EV Growth & Charging Infrastructure Expansion Go Together Like Peanut Butter & Jelly
Ten years ago, the main question around the new field of electric mobility (e-mobility) was the chicken and the egg one. Do we need EVs first and charging stations after or vice versa? The answer was a little bit of both, and as we see an explosion of EVs now, the charging station infrastructure is finally booming as well.
EVgo is the latest charging station company to make headways expanding its reach. Its network of public EV fast charging stations is increasing again thanks to an extra 20 new ones in Newport Beach, California.
The City of Newport Beach held a ribbon-cutting ceremony with EVgo representatives for the opening of the new charging stations. They are available for public use at the Newport Beach Civic Center, the Marina Park Community Center and Sailing Center, the OASIS Senior Center, and the Newport Coast Community Center.
According to Terry O’Day, Vice President of Market Development at EVgo: “We are delighted to work with the City of Newport Beach to expand electric vehicle charging options in Orange County with convenient charging options that fit into the lifestyle of our customers. EVs are rapidly becoming more popular and with so many advanced electrified models on the horizon, we at EVgo are working diligently to expand the infrastructure to support our electrified future.
The Charging Infrastructure Plan
One of the highlights of the project is that it includes a mix of both Level 2 and DC fast charging stations. There’s debate on the future of EV charging, but I think there’s a strong case that Level 2 charging is still a viable and potential segment of the industry. If Level 2 can charge a typical EV in 3–8 hours, that’s still a good period of time for home, workplace, or even some out-and-about charging. DC fast charging stations can do 80% in 20 minutes to one hour, but they cost considerably more. As far as down-to-Earth financials, having a station with two fast chargers and four Level 2 chargers means the majority of EVs can charge on the Level 2 chargers while leaving fast chargers for the few who are in a hurry and are OK paying for the premium.

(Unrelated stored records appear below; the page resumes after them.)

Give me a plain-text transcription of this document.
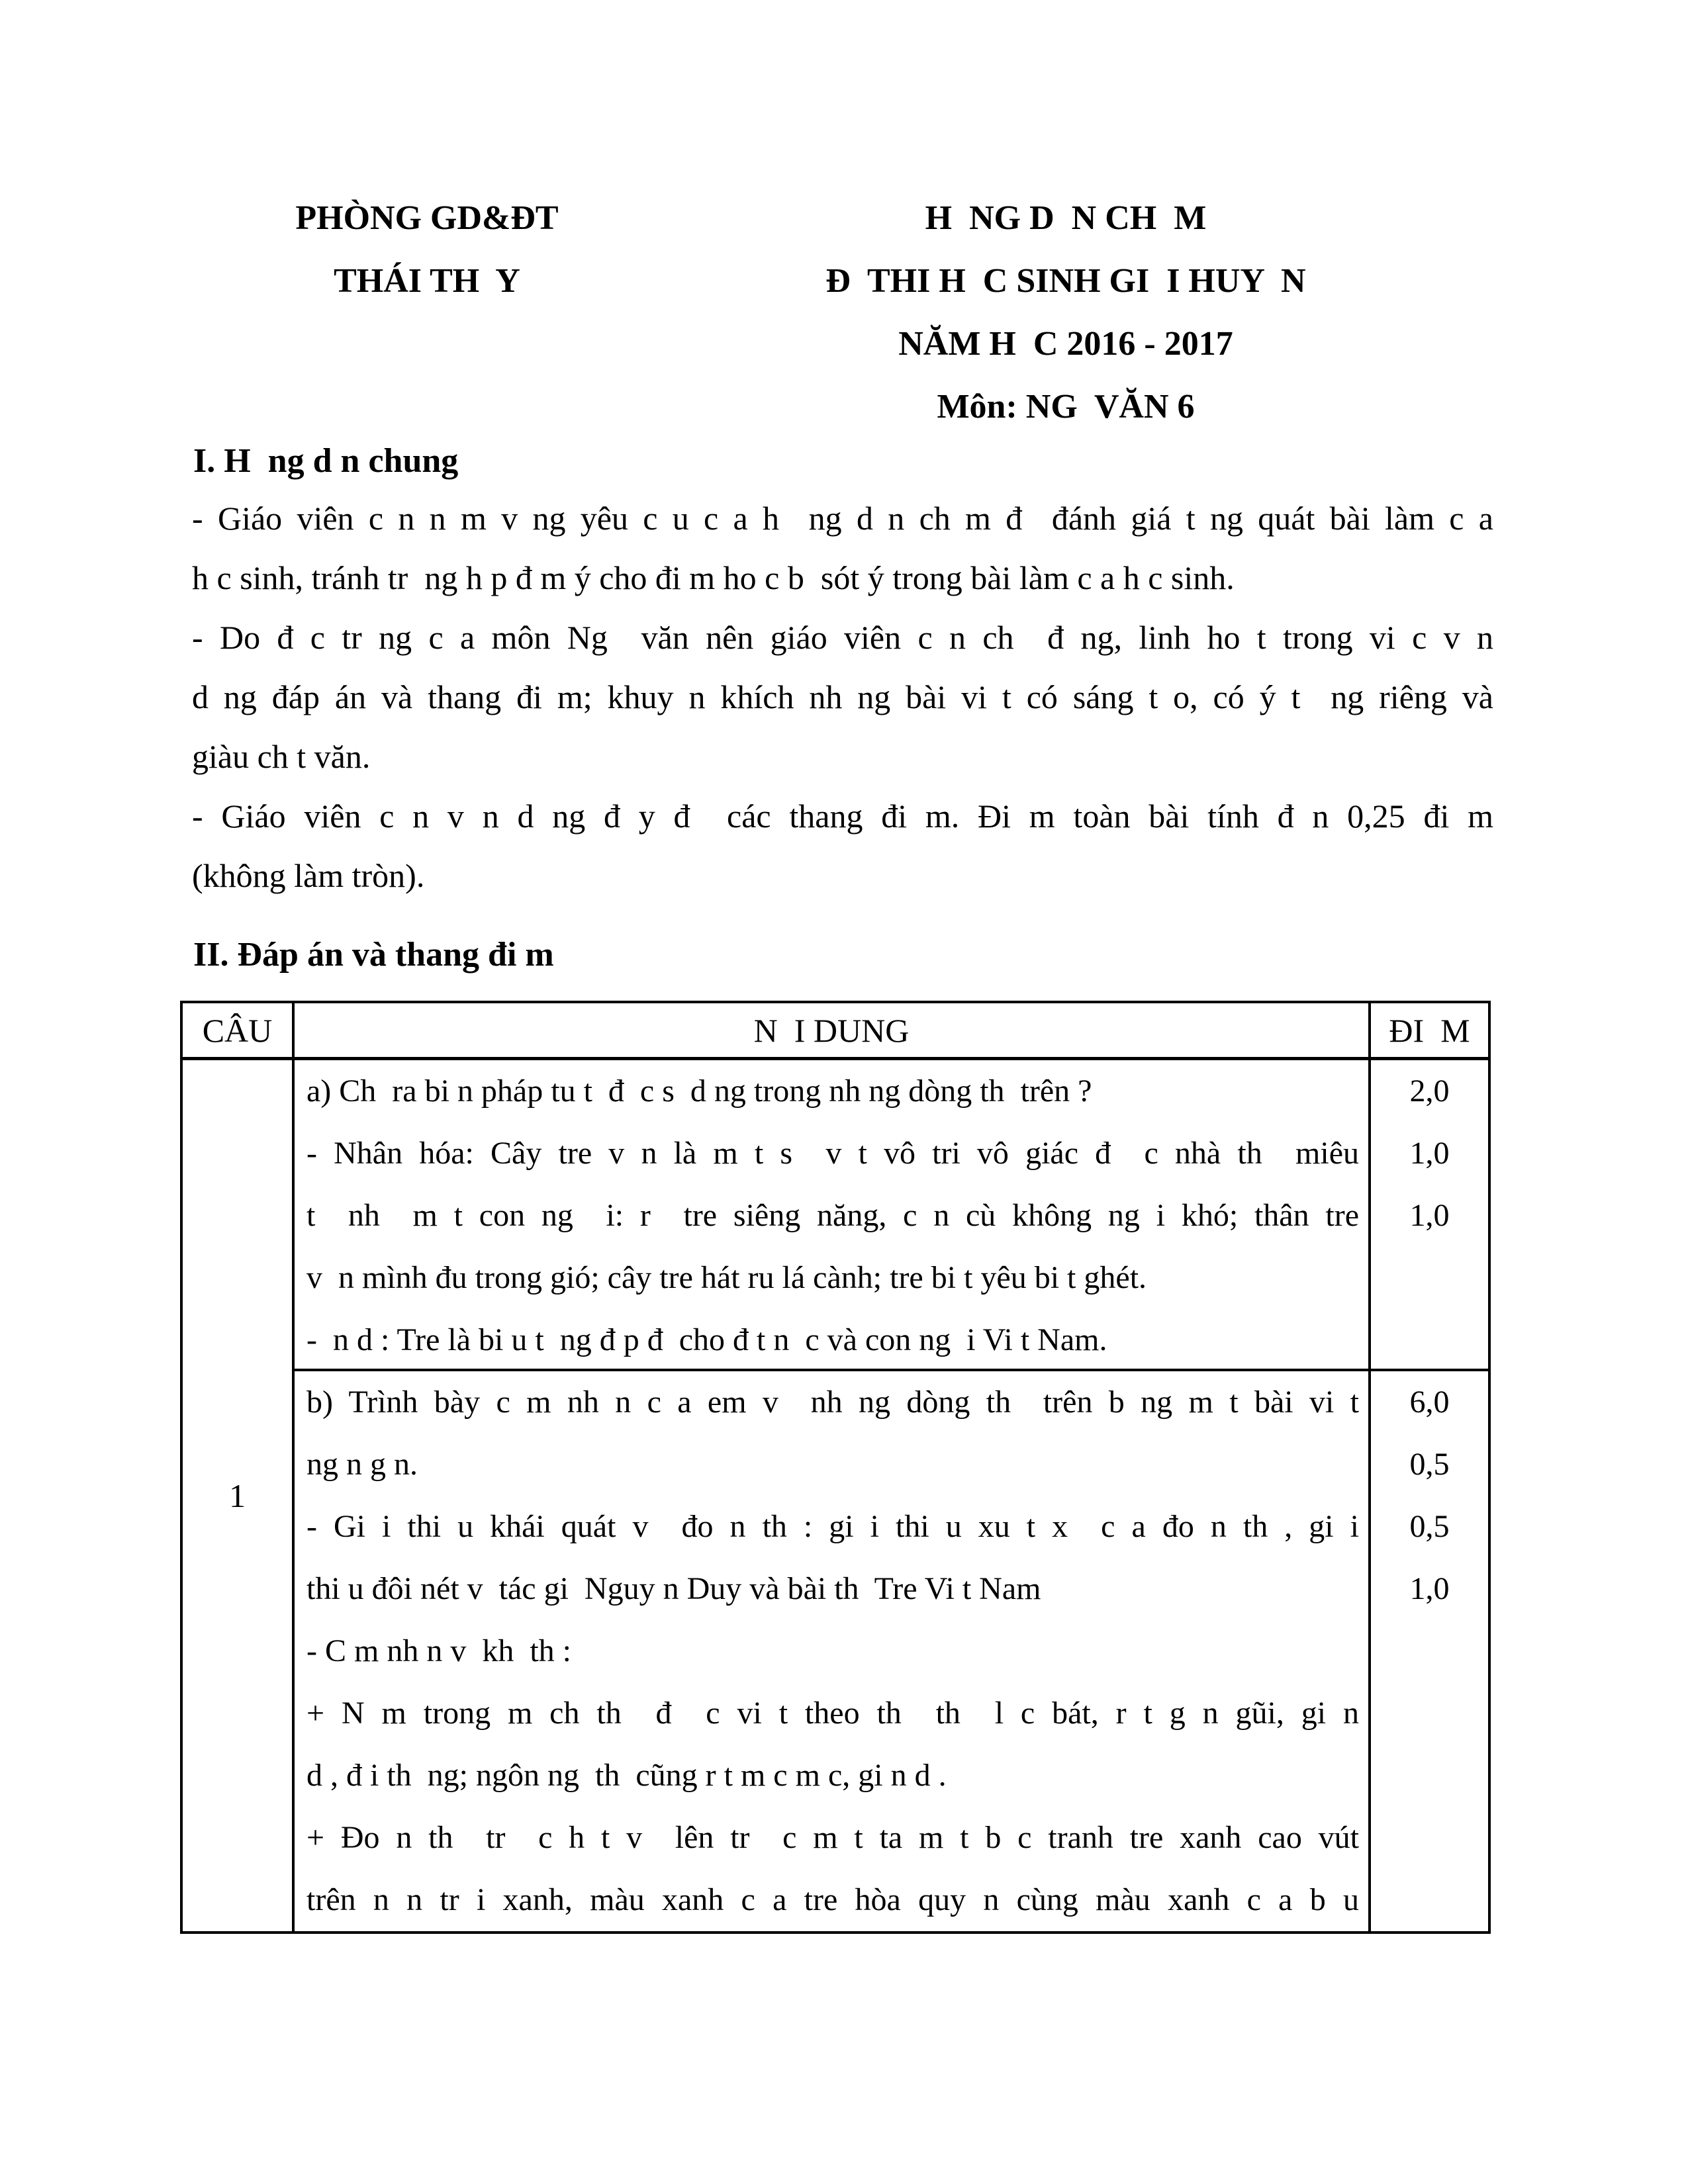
PHÒNG GD&ĐT
THÁI TH  Y
H  NG D  N CH  M
Đ  THI H  C SINH GI  I HUY  N
NĂM H  C 2016 - 2017
Môn: NG  VĂN 6
I. H  ng d n chung
- Giáo viên c n n m v ng yêu c u c a h  ng d n ch m đ  đánh giá t ng quát bài làm c a
h c sinh, tránh tr  ng h p đ m ý cho đi m ho c b  sót ý trong bài làm c a h c sinh.
- Do đ c tr ng c a môn Ng  văn nên giáo viên c n ch  đ ng, linh ho t trong vi c v n
d ng đáp án và thang đi m; khuy n khích nh ng bài vi t có sáng t o, có ý t  ng riêng và
giàu ch t văn.
- Giáo viên c n v n d ng đ y đ  các thang đi m. Đi m toàn bài tính đ n 0,25 đi m
(không làm tròn).
II. Đáp án và thang đi m
CÂU	N  I DUNG	ĐI  M
1
a) Ch  ra bi n pháp tu t  đ  c s  d ng trong nh ng dòng th  trên ?
- Nhân hóa: Cây tre v n là m t s  v t vô tri vô giác đ  c nhà th  miêu
t  nh  m t con ng  i: r  tre siêng năng, c n cù không ng i khó; thân tre
v  n mình đu trong gió; cây tre hát ru lá cành; tre bi t yêu bi t ghét.
-  n d : Tre là bi u t  ng đ p đ  cho đ t n  c và con ng  i Vi t Nam.
2,0
1,0
1,0
b) Trình bày c m nh n c a em v  nh ng dòng th  trên b ng m t bài vi t
ng n g n.
- Gi i thi u khái quát v  đo n th : gi i thi u xu t x  c a đo n th , gi i
thi u đôi nét v  tác gi  Nguy n Duy và bài th  Tre Vi t Nam
- C m nh n v  kh  th :
+ N m trong m ch th  đ  c vi t theo th  th  l c bát, r t g n gũi, gi n
d , đ i th  ng; ngôn ng  th  cũng r t m c m c, gi n d .
+ Đo n th  tr  c h t v  lên tr  c m t ta m t b c tranh tre xanh cao vút
trên n n tr i xanh, màu xanh c a tre hòa quy n cùng màu xanh c a b u
6,0
0,5
0,5
1,0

Funding for the projects was provided by EVgo in conjunction with the South Coast Air Quality Management District’s AB 2766 Motor Vehicle Subvention Program, as well as with the California Public Utility Commission. These projects work with California’s initiative to encourage zero-emission transport in the state. You can find out more about Governor Brown’s Executive Order (B-16-2012) if you want to get into the nuts and bolts, but the gist of it is a long-term goal of reaching 1.5 million zero-emission vehicles in California by 2025. The program provides funding sources for projects such as this EVgo + Newport Beach one.
EVgo Keeps Plowing Forward
EVgo already operates one of the largest public DC fast charging networks in the country. It now has over 1,000 fast charging stations in 66 metro areas in the US. These chargers support all current charging standards.
Providing a flexible charging network will help further fuel the mass adoption of EVs. Growing the charging infrastructure is the next important development to get more EVs out there and reassure those still on the fence. Congratulations, EVgo, and thanks for the leadership!